Why the distinction matters

The frequent mistake is to dump everything into one vector store. Three failure modes follow:

Stale facts overwrite fresh facts. If "the user prefers Python" sits next to "the user said they want to learn Rust," semantic search returns whatever scored higher, not whatever is currently true.

Context bloat. Returning the top-k episodic chunks every turn drowns out the system prompt and degrades reasoning.

No write policy. Without a rule for what gets stored, the memory grows linearly with every turn, retrieval gets noisier, and latency climbs.

Splitting episodic from semantic forces you to answer the right question for each store: episodic is "what happened, when?" semantic is "what is currently true?"

Write policies

The write step is the part most teams underbuild. Common policies:

Always-write episodic. Every turn, persist a summary embedding. Cheap, but noisy.

Reflection-based. After a session, run a small "reflect" call that extracts durable facts and either inserts new semantic memories or updates existing ones. This matches the MEMORY rules many agent harnesses already use ("store facts about preferences, decisions, recurring failures, strategies that worked").

Importance-weighted. Tag every memory with an importance score (0–1) and a category that controls decay. Low-importance memories get pruned faster. Letta and several DIY harnesses use variants of this.

A mature memory layer separates store (write a candidate memory), update (merge into an existing one), and ignore (filler / questions) as distinct decisions, not a single "save everything" path.

Read policies

On the read side, the rule is "retrieve once, retrieve narrowly." The default of dropping the top-10 episodic chunks into context every turn does more harm than good past short conversations. Better patterns:

Recall on intent change.

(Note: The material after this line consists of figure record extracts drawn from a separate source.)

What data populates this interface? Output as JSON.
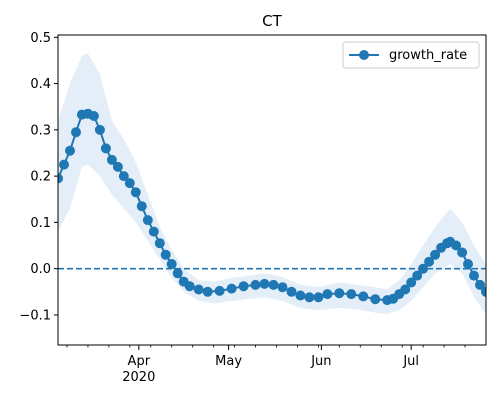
{
  "chart_data": {
    "type": "line",
    "title": "CT",
    "x_start_date": "2020-03-05",
    "x_end_date": "2020-07-26",
    "ylim": [
      -0.165,
      0.505
    ],
    "y_ticks": [
      -0.1,
      0.0,
      0.1,
      0.2,
      0.3,
      0.4,
      0.5
    ],
    "y_tick_labels": [
      "−0.1",
      "0.0",
      "0.1",
      "0.2",
      "0.3",
      "0.4",
      "0.5"
    ],
    "x_major_ticks": [
      {
        "date": "2020-04-01",
        "label": "Apr",
        "sublabel": "2020"
      },
      {
        "date": "2020-05-01",
        "label": "May",
        "sublabel": ""
      },
      {
        "date": "2020-06-01",
        "label": "Jun",
        "sublabel": ""
      },
      {
        "date": "2020-07-01",
        "label": "Jul",
        "sublabel": ""
      }
    ],
    "reference_line": {
      "y": 0.0,
      "style": "dashed",
      "color": "#1f77b4"
    },
    "legend": {
      "position": "top-right",
      "entries": [
        "growth_rate"
      ]
    },
    "series": [
      {
        "name": "growth_rate",
        "color": "#1f77b4",
        "marker": "circle",
        "band_color": "#e4eef8",
        "points": [
          [
            "2020-03-05",
            0.195
          ],
          [
            "2020-03-07",
            0.225
          ],
          [
            "2020-03-09",
            0.255
          ],
          [
            "2020-03-11",
            0.295
          ],
          [
            "2020-03-13",
            0.333
          ],
          [
            "2020-03-15",
            0.335
          ],
          [
            "2020-03-17",
            0.33
          ],
          [
            "2020-03-19",
            0.3
          ],
          [
            "2020-03-21",
            0.26
          ],
          [
            "2020-03-23",
            0.235
          ],
          [
            "2020-03-25",
            0.22
          ],
          [
            "2020-03-27",
            0.2
          ],
          [
            "2020-03-29",
            0.185
          ],
          [
            "2020-03-31",
            0.165
          ],
          [
            "2020-04-02",
            0.135
          ],
          [
            "2020-04-04",
            0.105
          ],
          [
            "2020-04-06",
            0.08
          ],
          [
            "2020-04-08",
            0.055
          ],
          [
            "2020-04-10",
            0.03
          ],
          [
            "2020-04-12",
            0.01
          ],
          [
            "2020-04-14",
            -0.01
          ],
          [
            "2020-04-16",
            -0.028
          ],
          [
            "2020-04-18",
            -0.038
          ],
          [
            "2020-04-21",
            -0.045
          ],
          [
            "2020-04-24",
            -0.05
          ],
          [
            "2020-04-28",
            -0.048
          ],
          [
            "2020-05-02",
            -0.043
          ],
          [
            "2020-05-06",
            -0.038
          ],
          [
            "2020-05-10",
            -0.035
          ],
          [
            "2020-05-13",
            -0.033
          ],
          [
            "2020-05-16",
            -0.035
          ],
          [
            "2020-05-19",
            -0.04
          ],
          [
            "2020-05-22",
            -0.05
          ],
          [
            "2020-05-25",
            -0.058
          ],
          [
            "2020-05-28",
            -0.062
          ],
          [
            "2020-05-31",
            -0.062
          ],
          [
            "2020-06-03",
            -0.055
          ],
          [
            "2020-06-07",
            -0.053
          ],
          [
            "2020-06-11",
            -0.055
          ],
          [
            "2020-06-15",
            -0.06
          ],
          [
            "2020-06-19",
            -0.066
          ],
          [
            "2020-06-23",
            -0.068
          ],
          [
            "2020-06-25",
            -0.065
          ],
          [
            "2020-06-27",
            -0.055
          ],
          [
            "2020-06-29",
            -0.045
          ],
          [
            "2020-07-01",
            -0.03
          ],
          [
            "2020-07-03",
            -0.015
          ],
          [
            "2020-07-05",
            0.0
          ],
          [
            "2020-07-07",
            0.015
          ],
          [
            "2020-07-09",
            0.03
          ],
          [
            "2020-07-11",
            0.045
          ],
          [
            "2020-07-13",
            0.055
          ],
          [
            "2020-07-14",
            0.058
          ],
          [
            "2020-07-16",
            0.05
          ],
          [
            "2020-07-18",
            0.035
          ],
          [
            "2020-07-20",
            0.01
          ],
          [
            "2020-07-22",
            -0.015
          ],
          [
            "2020-07-24",
            -0.035
          ],
          [
            "2020-07-26",
            -0.05
          ],
          [
            "2020-07-28",
            -0.055
          ]
        ],
        "band": [
          [
            "2020-03-05",
            0.08,
            0.32
          ],
          [
            "2020-03-09",
            0.13,
            0.4
          ],
          [
            "2020-03-13",
            0.22,
            0.46
          ],
          [
            "2020-03-15",
            0.225,
            0.465
          ],
          [
            "2020-03-19",
            0.2,
            0.42
          ],
          [
            "2020-03-23",
            0.16,
            0.32
          ],
          [
            "2020-03-27",
            0.13,
            0.28
          ],
          [
            "2020-03-31",
            0.1,
            0.23
          ],
          [
            "2020-04-04",
            0.06,
            0.16
          ],
          [
            "2020-04-08",
            0.02,
            0.09
          ],
          [
            "2020-04-12",
            -0.02,
            0.04
          ],
          [
            "2020-04-16",
            -0.05,
            0.0
          ],
          [
            "2020-04-21",
            -0.07,
            -0.025
          ],
          [
            "2020-04-26",
            -0.075,
            -0.028
          ],
          [
            "2020-05-02",
            -0.07,
            -0.02
          ],
          [
            "2020-05-08",
            -0.065,
            -0.015
          ],
          [
            "2020-05-13",
            -0.062,
            -0.01
          ],
          [
            "2020-05-19",
            -0.07,
            -0.018
          ],
          [
            "2020-05-25",
            -0.085,
            -0.035
          ],
          [
            "2020-05-31",
            -0.09,
            -0.04
          ],
          [
            "2020-06-07",
            -0.085,
            -0.03
          ],
          [
            "2020-06-13",
            -0.088,
            -0.035
          ],
          [
            "2020-06-19",
            -0.095,
            -0.04
          ],
          [
            "2020-06-23",
            -0.098,
            -0.045
          ],
          [
            "2020-06-27",
            -0.09,
            -0.025
          ],
          [
            "2020-07-01",
            -0.07,
            0.01
          ],
          [
            "2020-07-05",
            -0.04,
            0.05
          ],
          [
            "2020-07-09",
            -0.01,
            0.09
          ],
          [
            "2020-07-14",
            0.01,
            0.13
          ],
          [
            "2020-07-18",
            -0.01,
            0.1
          ],
          [
            "2020-07-22",
            -0.06,
            0.05
          ],
          [
            "2020-07-26",
            -0.1,
            0.01
          ],
          [
            "2020-07-28",
            -0.13,
            0.03
          ]
        ]
      }
    ]
  }
}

Detect when the user pivots topics; retrieve relevant memories then, not on every turn.

Tool-gated retrieval. Expose recall_memory(query) as an explicit tool. The model decides when to call it. This is the Claude Code / Letta pattern.

Recency-blended scoring. Pure cosine similarity ignores time. Mix in a recency decay so a fact from yesterday outranks a near-duplicate from a year ago.

Conflations to avoid

A few traps:

Memory is not a long context window. Even with 1M-token contexts, stuffing the entire history every turn is expensive and degrades attention. Memory implies selective recall.

Vector search is not a database. [Speculation] Many production agents would be better served by Postgres + a good extraction prompt than by a pure vector store. Use vectors for fuzzy semantic recall; use structured tables for known facts.

Memory is not a knowledge base. A KB is curated content the agent retrieves to answer questions. Memory is the agent's own state, accumulated across sessions. Same retrieval primitives, different write policies.

A reasonable starting stack

For most production agents in 2026, this stack is enough:

Working memory: the current message thread, summarized when it nears the context budget

Semantic memory: Postgres with two tables — user_preferences and entities — written by a reflection step at end-of-session

Episodic memory: pgvector embeddings of session summaries, with importance and recency in the scoring function

Read interface: a single recall(query) tool the agent calls when it needs prior context

You can layer Letta on top later if you outgrow it; you almost certainly won't need to.

Frequently Asked Questions

Do I need a vector database for agent memory?

Not always. For semantic memory (stable facts, preferences), structured Postgres is often a better fit. Vectors earn their keep for episodic recall over many sessions where exact-match queries don't work.

How is agent memory different from RAG?

RAG retrieves curated knowledge to answer questions. Agent memory persists the agent's own observations and decisions across sessions. The retrieval primitives are similar; the write policy and ownership differ.

How do I stop memory from filling with junk?

Add a reflection step at end-of-session that picks what's worth keeping, tag every memory with importance and category, and decay or prune low-importance items. Writing every turn unconditionally is the most common cause of noisy retrieval.